The two-part 1966 episode he’s in is a wild ride from start
to finish, including a possible assassination attempt, the first window cameo
ever, and some truly outrageous and convoluted deathtraps (appropriate for a
rogue who “like any struggling novelist, overcomplicates the plot!”). One of which involves a giant cookbook. I am not making that up. All the expected ‘60s weird is there, but it’s
still a lot of fun.
Unfortunately, that was the only appearance he made in
Batman media for a long time. McDowall
wanted to come back for another two-parter, but his busy schedule got in the
way. He didn’t show up again until a
1989 Huntress arc that gave him a new grim ‘n’ gritty backstory.

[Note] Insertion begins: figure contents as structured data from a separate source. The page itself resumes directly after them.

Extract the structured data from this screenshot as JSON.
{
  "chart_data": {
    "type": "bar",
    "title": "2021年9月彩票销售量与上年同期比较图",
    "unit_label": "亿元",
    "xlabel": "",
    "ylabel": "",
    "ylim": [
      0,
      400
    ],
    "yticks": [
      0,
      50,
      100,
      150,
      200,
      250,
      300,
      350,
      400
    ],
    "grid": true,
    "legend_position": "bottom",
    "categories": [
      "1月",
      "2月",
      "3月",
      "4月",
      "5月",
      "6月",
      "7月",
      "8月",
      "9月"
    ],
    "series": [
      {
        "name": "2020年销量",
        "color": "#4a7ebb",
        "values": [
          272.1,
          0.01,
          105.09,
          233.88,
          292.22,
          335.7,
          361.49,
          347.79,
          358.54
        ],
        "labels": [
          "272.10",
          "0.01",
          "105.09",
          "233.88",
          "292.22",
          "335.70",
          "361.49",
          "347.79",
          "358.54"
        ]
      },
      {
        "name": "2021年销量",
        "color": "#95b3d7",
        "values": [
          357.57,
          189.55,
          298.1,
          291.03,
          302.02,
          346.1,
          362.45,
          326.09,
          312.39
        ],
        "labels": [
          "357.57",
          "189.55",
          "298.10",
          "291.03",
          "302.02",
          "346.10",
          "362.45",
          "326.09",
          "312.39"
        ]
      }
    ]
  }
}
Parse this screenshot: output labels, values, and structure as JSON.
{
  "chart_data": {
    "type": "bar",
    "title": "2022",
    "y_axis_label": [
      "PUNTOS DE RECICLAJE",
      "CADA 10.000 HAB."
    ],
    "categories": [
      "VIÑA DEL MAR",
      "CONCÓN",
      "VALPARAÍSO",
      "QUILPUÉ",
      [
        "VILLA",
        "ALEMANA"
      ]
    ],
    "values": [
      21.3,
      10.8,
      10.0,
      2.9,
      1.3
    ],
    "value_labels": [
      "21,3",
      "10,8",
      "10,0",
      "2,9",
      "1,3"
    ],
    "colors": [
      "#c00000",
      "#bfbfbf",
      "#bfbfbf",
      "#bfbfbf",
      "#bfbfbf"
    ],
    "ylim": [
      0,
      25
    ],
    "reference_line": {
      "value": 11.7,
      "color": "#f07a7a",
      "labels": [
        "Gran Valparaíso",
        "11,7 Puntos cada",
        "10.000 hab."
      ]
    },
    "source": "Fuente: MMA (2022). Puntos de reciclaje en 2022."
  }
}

“A victim of child abuse, his mother would lock him in a
closet while she worked on puzzles. (Alexander) Wyvern once started a fire in the closet in a desperate attempt to get
his mother to release him – only to wind up badly burned and, after he got his
mother’s attention, badly beaten.
Psychologically damaged, the boy grew into a serial killer. Though the violent character bore little
resemblance to the literature-obsessed felon of the 1960s, this version did
still leave Riddler-style clues for the police to hunt him down. Bookworm ultimately met his demise when he
set a deadly trap for the Huntress.
Huntress dressed as his mother, frightening him into running away and
tripping his own contraption, killing him.”
(From the Batman wiki)
It was lame, and we don’t talk about it anymore.
He made a few cameos in Deathstroke
the Terminators and Teen Titans
comics in the 90s, as well as a itty bitty nonspeaking appearance in Batman: The Brave and the Bold.

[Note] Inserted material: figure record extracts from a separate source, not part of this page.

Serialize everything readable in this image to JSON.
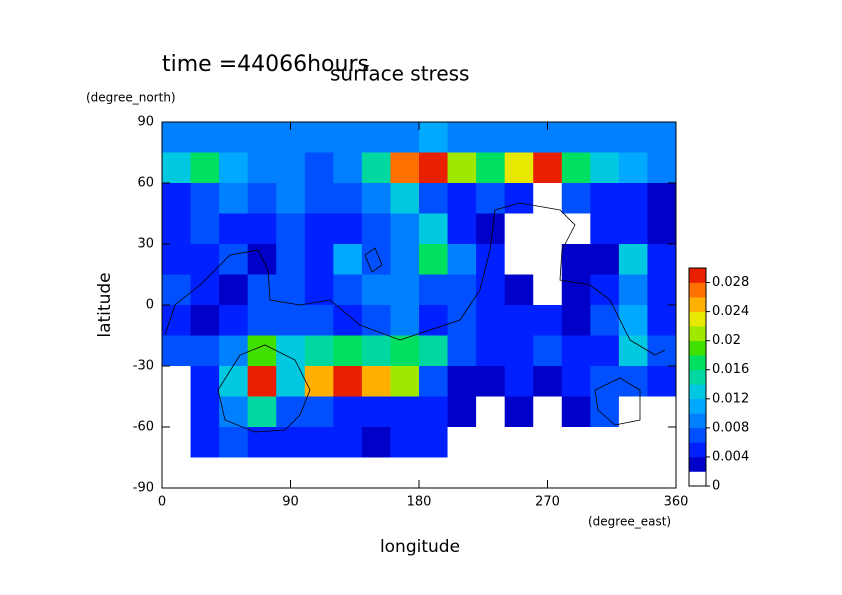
{
  "chart_data": {
    "type": "contour",
    "annotation": "time =44066hours",
    "title": "surface stress",
    "x_label": "longitude",
    "x_units": "(degree_east)",
    "y_label": "latitude",
    "y_units": "(degree_north)",
    "xlim": [
      0,
      360
    ],
    "xticks": [
      0,
      90,
      180,
      270,
      360
    ],
    "ylim": [
      -90,
      90
    ],
    "yticks": [
      90,
      60,
      30,
      0,
      -30,
      -60,
      -90
    ],
    "x": [
      10,
      30,
      50,
      70,
      90,
      110,
      130,
      150,
      170,
      190,
      210,
      230,
      250,
      270,
      290,
      310,
      330,
      350
    ],
    "y": [
      82.5,
      67.5,
      52.5,
      37.5,
      22.5,
      7.5,
      -7.5,
      -22.5,
      -37.5,
      -52.5,
      -67.5,
      -82.5
    ],
    "values": [
      [
        0.008,
        0.008,
        0.008,
        0.008,
        0.008,
        0.008,
        0.008,
        0.008,
        0.008,
        0.01,
        0.008,
        0.008,
        0.008,
        0.008,
        0.008,
        0.008,
        0.008,
        0.008
      ],
      [
        0.012,
        0.016,
        0.01,
        0.008,
        0.008,
        0.006,
        0.008,
        0.014,
        0.026,
        0.028,
        0.02,
        0.016,
        0.022,
        0.028,
        0.016,
        0.012,
        0.01,
        0.008
      ],
      [
        0.004,
        0.006,
        0.008,
        0.006,
        0.008,
        0.006,
        0.006,
        0.008,
        0.012,
        0.006,
        0.004,
        0.006,
        0.004,
        0,
        0.006,
        0.004,
        0.004,
        0.002
      ],
      [
        0.004,
        0.006,
        0.004,
        0.004,
        0.006,
        0.004,
        0.004,
        0.006,
        0.008,
        0.012,
        0.004,
        0.002,
        0,
        0,
        0,
        0.004,
        0.004,
        0.002
      ],
      [
        0.004,
        0.004,
        0.006,
        0.002,
        0.006,
        0.004,
        0.01,
        0.006,
        0.008,
        0.016,
        0.008,
        0.004,
        0,
        0,
        0.002,
        0.002,
        0.012,
        0.004
      ],
      [
        0.006,
        0.004,
        0.002,
        0.006,
        0.006,
        0.004,
        0.006,
        0.008,
        0.008,
        0.006,
        0.006,
        0.004,
        0.002,
        0,
        0.002,
        0.004,
        0.008,
        0.004
      ],
      [
        0.004,
        0.002,
        0.004,
        0.006,
        0.006,
        0.006,
        0.004,
        0.006,
        0.008,
        0.004,
        0.006,
        0.004,
        0.004,
        0.004,
        0.002,
        0.006,
        0.01,
        0.004
      ],
      [
        0.006,
        0.006,
        0.008,
        0.018,
        0.012,
        0.014,
        0.016,
        0.014,
        0.016,
        0.014,
        0.006,
        0.004,
        0.004,
        0.006,
        0.004,
        0.004,
        0.012,
        0.006
      ],
      [
        0,
        0.004,
        0.012,
        0.03,
        0.012,
        0.024,
        0.028,
        0.024,
        0.02,
        0.006,
        0.002,
        0.002,
        0.004,
        0.002,
        0.004,
        0.006,
        0.006,
        0.004
      ],
      [
        0,
        0.004,
        0.008,
        0.014,
        0.006,
        0.006,
        0.004,
        0.004,
        0.004,
        0.004,
        0.002,
        0,
        0.002,
        0,
        0.002,
        0.006,
        0,
        0
      ],
      [
        0,
        0.004,
        0.006,
        0.004,
        0.004,
        0.004,
        0.004,
        0.002,
        0.004,
        0.004,
        0,
        0,
        0,
        0,
        0,
        0,
        0,
        0
      ],
      [
        0,
        0,
        0,
        0,
        0,
        0,
        0,
        0,
        0,
        0,
        0,
        0,
        0,
        0,
        0,
        0,
        0,
        0
      ]
    ],
    "colorbar": {
      "lim": [
        0,
        0.03
      ],
      "ticks": [
        0,
        0.004,
        0.008,
        0.012,
        0.016,
        0.02,
        0.024,
        0.028
      ],
      "colors": [
        "#ffffff",
        "#0000c8",
        "#0020ff",
        "#0050ff",
        "#0080ff",
        "#00a8ff",
        "#00c8e0",
        "#00d8a0",
        "#00e060",
        "#40e000",
        "#a0e800",
        "#e8e800",
        "#ffb000",
        "#ff7000",
        "#e82000"
      ]
    }
  }
}
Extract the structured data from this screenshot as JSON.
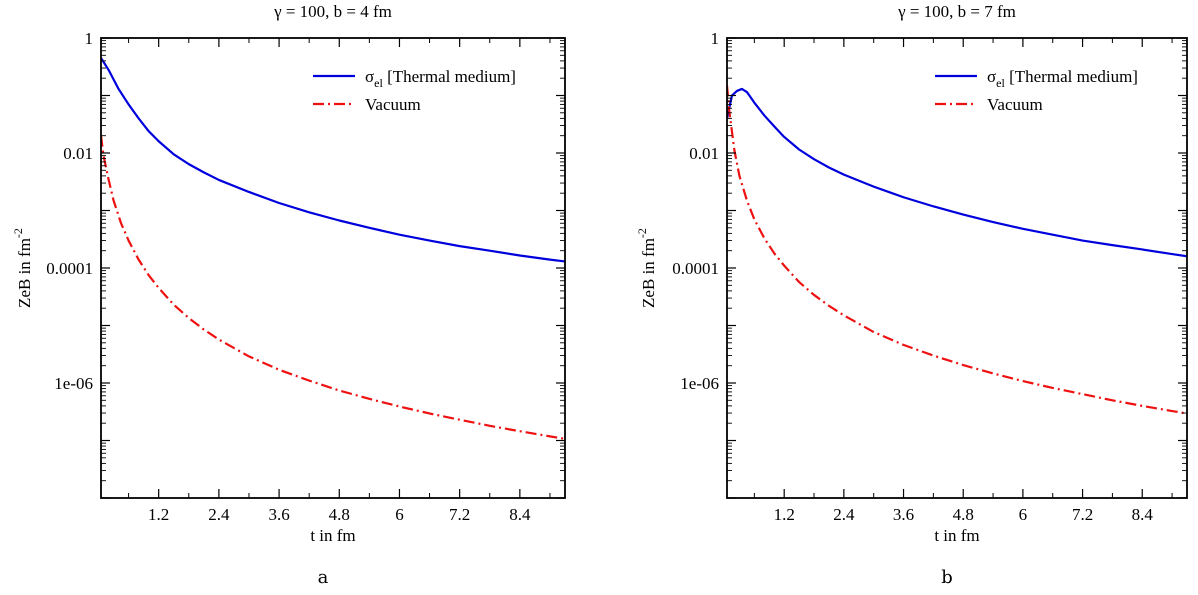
{
  "chart_data": [
    {
      "type": "line",
      "title": "γ = 100, b = 4 fm",
      "xlabel": "t in fm",
      "ylabel": "ZeB in fm",
      "ylabel_exp": "-2",
      "xlim": [
        0.05,
        9.3
      ],
      "ylim": [
        1e-08,
        1
      ],
      "yscale": "log",
      "x_ticks": [
        1.2,
        2.4,
        3.6,
        4.8,
        6,
        7.2,
        8.4
      ],
      "x_tick_labels": [
        "1.2",
        "2.4",
        "3.6",
        "4.8",
        "6",
        "7.2",
        "8.4"
      ],
      "y_ticks": [
        1,
        0.01,
        0.0001,
        1e-06
      ],
      "y_tick_labels": [
        "1",
        "0.01",
        "0.0001",
        "1e-06"
      ],
      "grid": false,
      "legend": "top-right",
      "panel_label": "a",
      "series": [
        {
          "name": "σ",
          "name_sub": "el",
          "name_suffix": " [Thermal medium]",
          "color": "#0000dd",
          "dash": "solid",
          "x": [
            0.05,
            0.2,
            0.4,
            0.6,
            0.8,
            1.0,
            1.2,
            1.5,
            1.8,
            2.1,
            2.4,
            3.0,
            3.6,
            4.2,
            4.8,
            5.4,
            6.0,
            6.6,
            7.2,
            7.8,
            8.4,
            9.0,
            9.3
          ],
          "y": [
            0.45,
            0.28,
            0.13,
            0.07,
            0.04,
            0.024,
            0.016,
            0.0095,
            0.0064,
            0.0046,
            0.0034,
            0.0021,
            0.00135,
            0.00093,
            0.00067,
            0.0005,
            0.00038,
            0.0003,
            0.00024,
            0.0002,
            0.000165,
            0.00014,
            0.00013
          ]
        },
        {
          "name": "Vacuum",
          "color": "#ee1111",
          "dash": "dashdot",
          "x": [
            0.05,
            0.1,
            0.2,
            0.3,
            0.45,
            0.6,
            0.8,
            1.0,
            1.2,
            1.5,
            1.8,
            2.1,
            2.4,
            3.0,
            3.6,
            4.2,
            4.8,
            5.4,
            6.0,
            6.6,
            7.2,
            7.8,
            8.4,
            9.0,
            9.3
          ],
          "y": [
            0.02,
            0.009,
            0.0035,
            0.0015,
            0.0006,
            0.0003,
            0.00014,
            7.5e-05,
            4.5e-05,
            2.3e-05,
            1.35e-05,
            8.5e-06,
            5.7e-06,
            2.9e-06,
            1.7e-06,
            1.1e-06,
            7.4e-07,
            5.3e-07,
            3.9e-07,
            2.95e-07,
            2.3e-07,
            1.8e-07,
            1.45e-07,
            1.18e-07,
            1.07e-07
          ]
        }
      ]
    },
    {
      "type": "line",
      "title": "γ = 100, b = 7 fm",
      "xlabel": "t in fm",
      "ylabel": "ZeB in fm",
      "ylabel_exp": "-2",
      "xlim": [
        0.05,
        9.3
      ],
      "ylim": [
        1e-08,
        1
      ],
      "yscale": "log",
      "x_ticks": [
        1.2,
        2.4,
        3.6,
        4.8,
        6,
        7.2,
        8.4
      ],
      "x_tick_labels": [
        "1.2",
        "2.4",
        "3.6",
        "4.8",
        "6",
        "7.2",
        "8.4"
      ],
      "y_ticks": [
        1,
        0.01,
        0.0001,
        1e-06
      ],
      "y_tick_labels": [
        "1",
        "0.01",
        "0.0001",
        "1e-06"
      ],
      "grid": false,
      "legend": "top-right",
      "panel_label": "b",
      "series": [
        {
          "name": "σ",
          "name_sub": "el",
          "name_suffix": " [Thermal medium]",
          "color": "#0000dd",
          "dash": "solid",
          "x": [
            0.05,
            0.15,
            0.25,
            0.35,
            0.45,
            0.6,
            0.8,
            1.0,
            1.2,
            1.5,
            1.8,
            2.1,
            2.4,
            3.0,
            3.6,
            4.2,
            4.8,
            5.4,
            6.0,
            6.6,
            7.2,
            7.8,
            8.4,
            9.0,
            9.3
          ],
          "y": [
            0.04,
            0.1,
            0.12,
            0.13,
            0.115,
            0.075,
            0.045,
            0.029,
            0.019,
            0.0115,
            0.0078,
            0.0056,
            0.0042,
            0.0026,
            0.0017,
            0.00118,
            0.00085,
            0.00063,
            0.00048,
            0.00038,
            0.0003,
            0.00025,
            0.00021,
            0.000175,
            0.00016
          ]
        },
        {
          "name": "Vacuum",
          "color": "#ee1111",
          "dash": "dashdot",
          "x": [
            0.05,
            0.1,
            0.2,
            0.3,
            0.45,
            0.6,
            0.8,
            1.0,
            1.2,
            1.5,
            1.8,
            2.1,
            2.4,
            3.0,
            3.6,
            4.2,
            4.8,
            5.4,
            6.0,
            6.6,
            7.2,
            7.8,
            8.4,
            9.0,
            9.3
          ],
          "y": [
            0.15,
            0.05,
            0.011,
            0.004,
            0.0015,
            0.0007,
            0.00033,
            0.00018,
            0.00011,
            5.7e-05,
            3.4e-05,
            2.2e-05,
            1.5e-05,
            7.7e-06,
            4.6e-06,
            3e-06,
            2.05e-06,
            1.47e-06,
            1.08e-06,
            8.2e-07,
            6.4e-07,
            5e-07,
            4e-07,
            3.25e-07,
            2.95e-07
          ]
        }
      ]
    }
  ]
}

But in 2013 he made a glorious debut to comics in 2013 in
the Batman ’66 line, setting new
deathtraps and dropping new literary hints.
In one of his best appearances, he sets himself up as an adversary to
Batgirl, which is just perfect. Who
better to oppose Barbara Gordon, a librarian, than a book-themed supervillain?
(Yes, that is a giant bug demon. Long story.)
And in 2014 he reappeared in Gotham Academy, this time as the school’s English and theater
professor, which is even more perfect.
He’s a good teacher, if strict and a bit overdramatic. And let’s be honest, what isn’t cool about
having an ex-supervillain as a professor?
Also, this scene.
This scene is awesome.
Yes, that is Egghead as played by Vincent Price. Gotham
Academy is just the best.
TL;DR, the Bookworm is an awesome, oft-overlooked Batman
baddie whom I highly recommend every fan check out. You won’t regret it!